Sodium: How Much is Too Much? Taking One Day At A Time

Finally I seem to be allowing this head and chest cold to loosen its hold on me.  I lost 4 days of work when it began because I didn’t recognize it as a cold at first.  That means I didn’t jump in right away with my immune tincture, vitamin C and grapefruit seed extract, and consequently I spent the first 4 days sleeping almost around the clock.  When I was awake, I was busy using up all the tissue in the house and coughing, coughing, coughing.  Since I never feel like eating when I can’t breathe, I lost a few pounds in the process.  YAY!  The next 5 days, I began feeling better.  I still wasn’t psyched about cooking, so I began eating canned soups and Kahiki frozen egg rolls.  I love Campbell’s condensed Chicken Noodle Soup and, like the egg rolls, it is delicious and low fat.  Then suddenly it seemed my cold got worse.  I felt I was back pedalling and didn’t know why.  I began feeling low energy and my head was filling up again.  Then I realized that, by trying to save time by not cooking, I was resorting to processed foods, which I don’t typically eat much of.  So, along with my cold, my body now had to work to fight off the energy zappers I’d so quickly introduced.  Darn, and I know better.

So I stopped eating that stuff and made a big Thai Tom Yum Soup with extra chilis and nam prik pao to kickstart clearing out the sinuses.  I began eating handfuls of fresh spinach right out of the bag, a favorite snack.  I began drinking a lot of water, I mean a lot of water.  I began thinking of high salt, out of the blue, and wondering if the nighttime headache I’d gotten the last few days were due to that.  I felt compelled to drink a lot of water, as though that would help flush it out of my system.  My throat was parched and I felt very – well, saline, as though I was one giant salt lick.

I’ve never been concerned with how much sodium is in my food, becasue I don’t eat that much that is processed.  But I began going through the pantry reading labels.  I tend to forget that whatever has a label usually has a lot of added salt.  It’s easy to forget when I eat mostly fresh fruits, vegetables and meats.

Then I went to the store and once again began reading labels.  Holy shift!  U.S. dietary goals say we’re supposed to have 2,000 mg of salt a day maximum, which is one teaspoonful. Yet most processed foods (processed = anything with a label) have that much in one package.  The label also says that one package is several servings, yet we treat the product as one serving.  Hmmm.  I just never paid attention to the sodium content of foods before.

I began having the thought that the salt might be somehow impacting my cold and keeping me from getting better.  Like it was drawing the healing water out of my cells or something.  I thought that might be making me tired.  So when I began drinking more water, that made me feel better.

I knew these thoughts were my guidance system talking to me via my own internal dialogue.

I began thinking of all the people out there that have high blood pressure.  I have friends who have it, and take medication for it every day.  I also know what they eat.

I’m not one to judge someone else’s eating habits, because had it not been for a serious health event in 2004, I wouldn’t be eating the healthy diet I now eat.   Fear is a good motivator.  So is pain.  I wouldn’t go low fat to take some pounds off, but a couple of bouts with gallstone pancreatitis convinced me I never wanted to have that pain again.  Ever.
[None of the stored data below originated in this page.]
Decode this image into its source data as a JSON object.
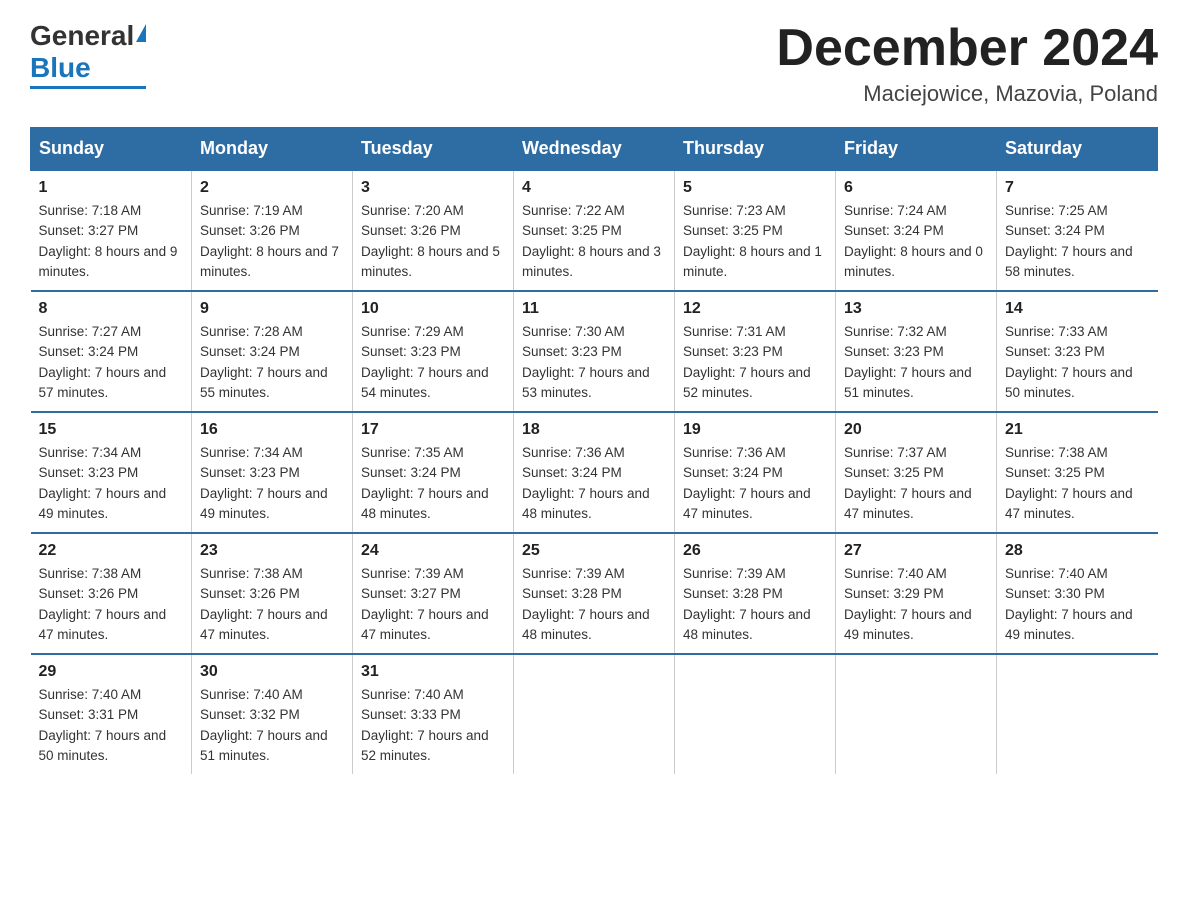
{
  "logo": {
    "general": "General",
    "blue": "Blue",
    "line": true
  },
  "title": "December 2024",
  "location": "Maciejowice, Mazovia, Poland",
  "days_of_week": [
    "Sunday",
    "Monday",
    "Tuesday",
    "Wednesday",
    "Thursday",
    "Friday",
    "Saturday"
  ],
  "weeks": [
    [
      {
        "day": "1",
        "sunrise": "7:18 AM",
        "sunset": "3:27 PM",
        "daylight": "8 hours and 9 minutes."
      },
      {
        "day": "2",
        "sunrise": "7:19 AM",
        "sunset": "3:26 PM",
        "daylight": "8 hours and 7 minutes."
      },
      {
        "day": "3",
        "sunrise": "7:20 AM",
        "sunset": "3:26 PM",
        "daylight": "8 hours and 5 minutes."
      },
      {
        "day": "4",
        "sunrise": "7:22 AM",
        "sunset": "3:25 PM",
        "daylight": "8 hours and 3 minutes."
      },
      {
        "day": "5",
        "sunrise": "7:23 AM",
        "sunset": "3:25 PM",
        "daylight": "8 hours and 1 minute."
      },
      {
        "day": "6",
        "sunrise": "7:24 AM",
        "sunset": "3:24 PM",
        "daylight": "8 hours and 0 minutes."
      },
      {
        "day": "7",
        "sunrise": "7:25 AM",
        "sunset": "3:24 PM",
        "daylight": "7 hours and 58 minutes."
      }
    ],
    [
      {
        "day": "8",
        "sunrise": "7:27 AM",
        "sunset": "3:24 PM",
        "daylight": "7 hours and 57 minutes."
      },
      {
        "day": "9",
        "sunrise": "7:28 AM",
        "sunset": "3:24 PM",
        "daylight": "7 hours and 55 minutes."
      },
      {
        "day": "10",
        "sunrise": "7:29 AM",
        "sunset": "3:23 PM",
        "daylight": "7 hours and 54 minutes."
      },
      {
        "day": "11",
        "sunrise": "7:30 AM",
        "sunset": "3:23 PM",
        "daylight": "7 hours and 53 minutes."
      },
      {
        "day": "12",
        "sunrise": "7:31 AM",
        "sunset": "3:23 PM",
        "daylight": "7 hours and 52 minutes."
      },
      {
        "day": "13",
        "sunrise": "7:32 AM",
        "sunset": "3:23 PM",
        "daylight": "7 hours and 51 minutes."
      },
      {
        "day": "14",
        "sunrise": "7:33 AM",
        "sunset": "3:23 PM",
        "daylight": "7 hours and 50 minutes."
      }
    ],
    [
      {
        "day": "15",
        "sunrise": "7:34 AM",
        "sunset": "3:23 PM",
        "daylight": "7 hours and 49 minutes."
      },
      {
        "day": "16",
        "sunrise": "7:34 AM",
        "sunset": "3:23 PM",
        "daylight": "7 hours and 49 minutes."
      },
      {
        "day": "17",
        "sunrise": "7:35 AM",
        "sunset": "3:24 PM",
        "daylight": "7 hours and 48 minutes."
      },
      {
        "day": "18",
        "sunrise": "7:36 AM",
        "sunset": "3:24 PM",
        "daylight": "7 hours and 48 minutes."
      },
      {
        "day": "19",
        "sunrise": "7:36 AM",
        "sunset": "3:24 PM",
        "daylight": "7 hours and 47 minutes."
      },
      {
        "day": "20",
        "sunrise": "7:37 AM",
        "sunset": "3:25 PM",
        "daylight": "7 hours and 47 minutes."
      },
      {
        "day": "21",
        "sunrise": "7:38 AM",
        "sunset": "3:25 PM",
        "daylight": "7 hours and 47 minutes."
      }
    ],
    [
      {
        "day": "22",
        "sunrise": "7:38 AM",
        "sunset": "3:26 PM",
        "daylight": "7 hours and 47 minutes."
      },
      {
        "day": "23",
        "sunrise": "7:38 AM",
        "sunset": "3:26 PM",
        "daylight": "7 hours and 47 minutes."
      },
      {
        "day": "24",
        "sunrise": "7:39 AM",
        "sunset": "3:27 PM",
        "daylight": "7 hours and 47 minutes."
      },
      {
        "day": "25",
        "sunrise": "7:39 AM",
        "sunset": "3:28 PM",
        "daylight": "7 hours and 48 minutes."
      },
      {
        "day": "26",
        "sunrise": "7:39 AM",
        "sunset": "3:28 PM",
        "daylight": "7 hours and 48 minutes."
      },
      {
        "day": "27",
        "sunrise": "7:40 AM",
        "sunset": "3:29 PM",
        "daylight": "7 hours and 49 minutes."
      },
      {
        "day": "28",
        "sunrise": "7:40 AM",
        "sunset": "3:30 PM",
        "daylight": "7 hours and 49 minutes."
      }
    ],
    [
      {
        "day": "29",
        "sunrise": "7:40 AM",
        "sunset": "3:31 PM",
        "daylight": "7 hours and 50 minutes."
      },
      {
        "day": "30",
        "sunrise": "7:40 AM",
        "sunset": "3:32 PM",
        "daylight": "7 hours and 51 minutes."
      },
      {
        "day": "31",
        "sunrise": "7:40 AM",
        "sunset": "3:33 PM",
        "daylight": "7 hours and 52 minutes."
      },
      null,
      null,
      null,
      null
    ]
  ]
}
Fear is a good motivator.  I knew if I slipped up and started going back to eating the high fatty foods I’d grown up eating – the typical American diet – I was going to have a problem again.  And no way did I want that.  So the choice to change to a healthy diet was an easy one for me.  Do it or die, in pain and debilitated *smile*  Easy choice!
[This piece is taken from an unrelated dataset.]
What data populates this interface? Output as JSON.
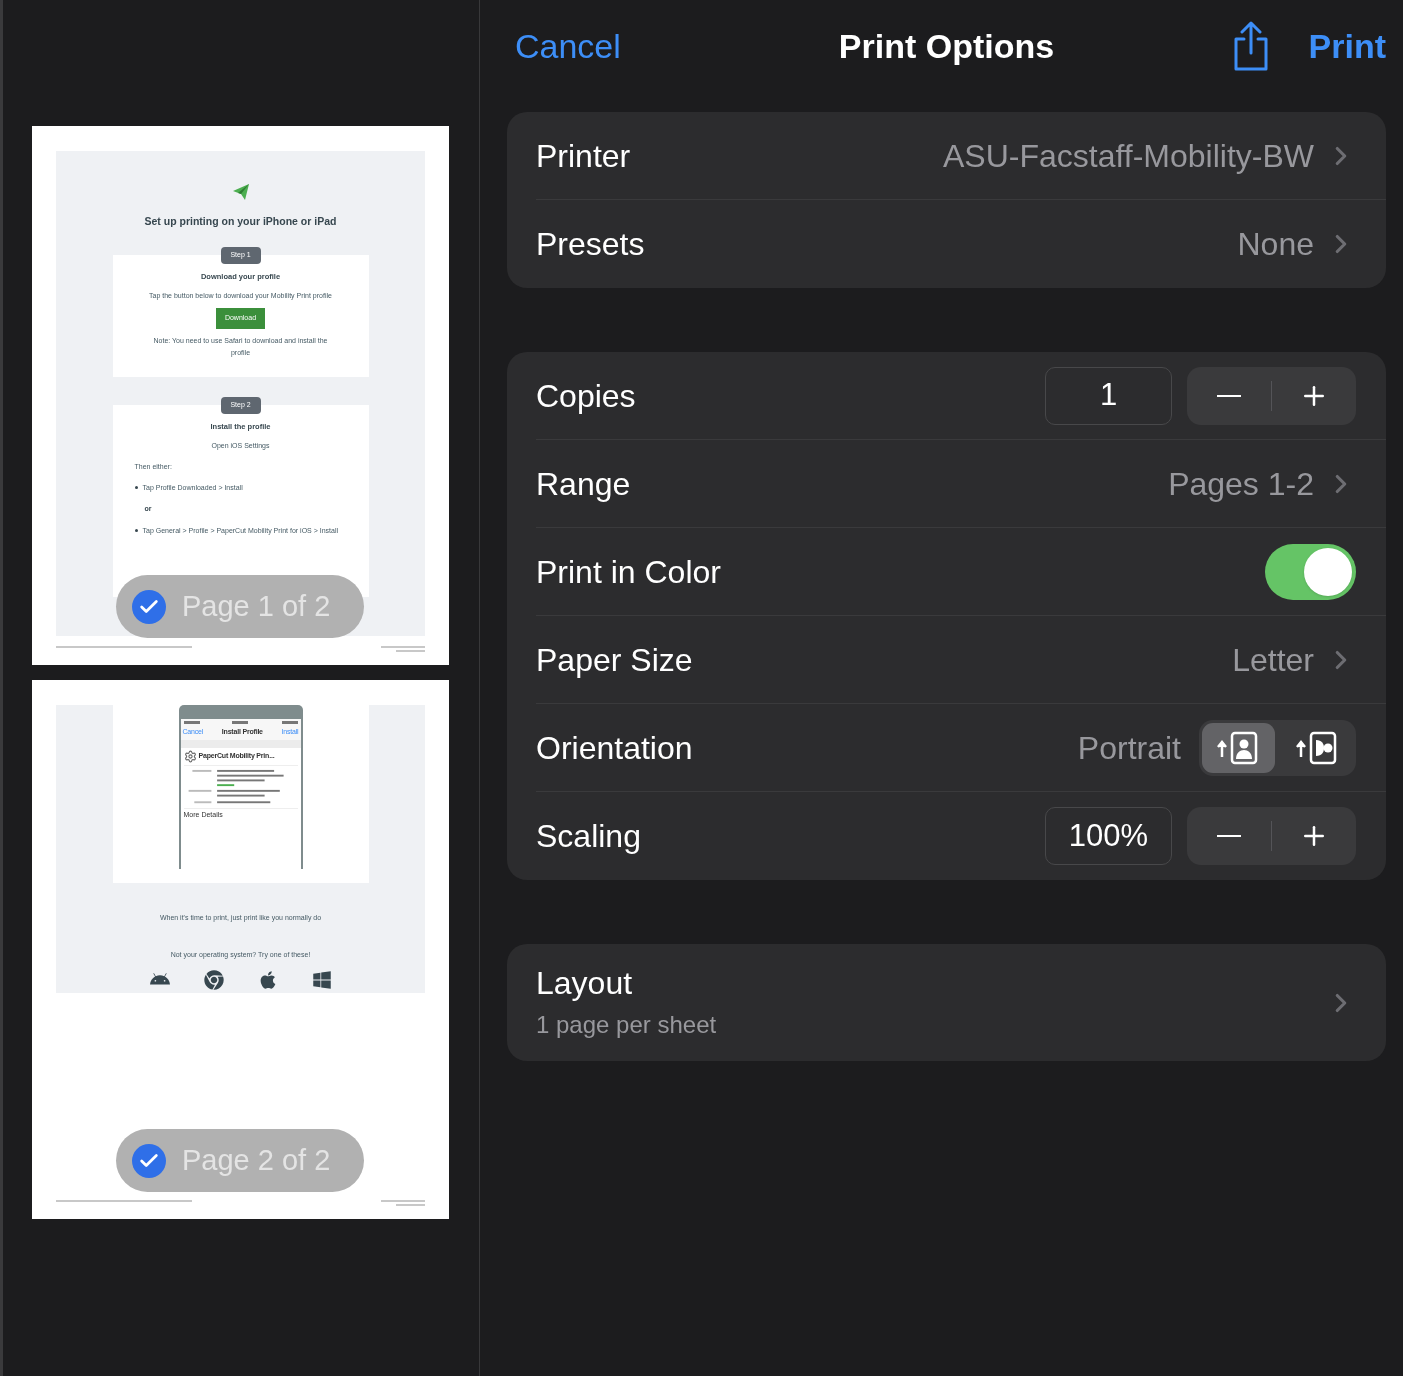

And it was easier than I thought it’d be.  That’s because of the whole “pain and fear as powerful motivators” part.  That means I didn’t need to cultivate will power, I just needed to research and embark upon a new course of action.  If I’d had to figure willpower into the equation, I am sure I may not have fared so well.  It also helped that every night as I went to bed, I listened to my Reprogram Your Eating Habits mp3 file.  It was almost like cheating since I could listen to it in my sleep and it still worked.

So I can’t give my friends grief for eating high sodium foods when they know it’s bad for them.  Choosing to stay uninformed is a choice in itself.  These friends think the worst that can happen is they die.  Nah.  The worst that can happen is that they become disabled and dependent upon others and have to live a lifestyle which is far less than they could be living.

If they make the choice to be informed and knowledgeable about what’s going on with their own body, then it’s easier to make the choices to ensure they remain strong and self sufficient. Every moment is a new beginning and small steps, one day at a time, can make the going easier.

Even me.  Now that I’ve mastered keeping below 40-50 grams of fat a day, and maintained my weight and excellent health since 2004, now I can work on my portion sizes.

And I believe this is where that whole will power thing will come in handy.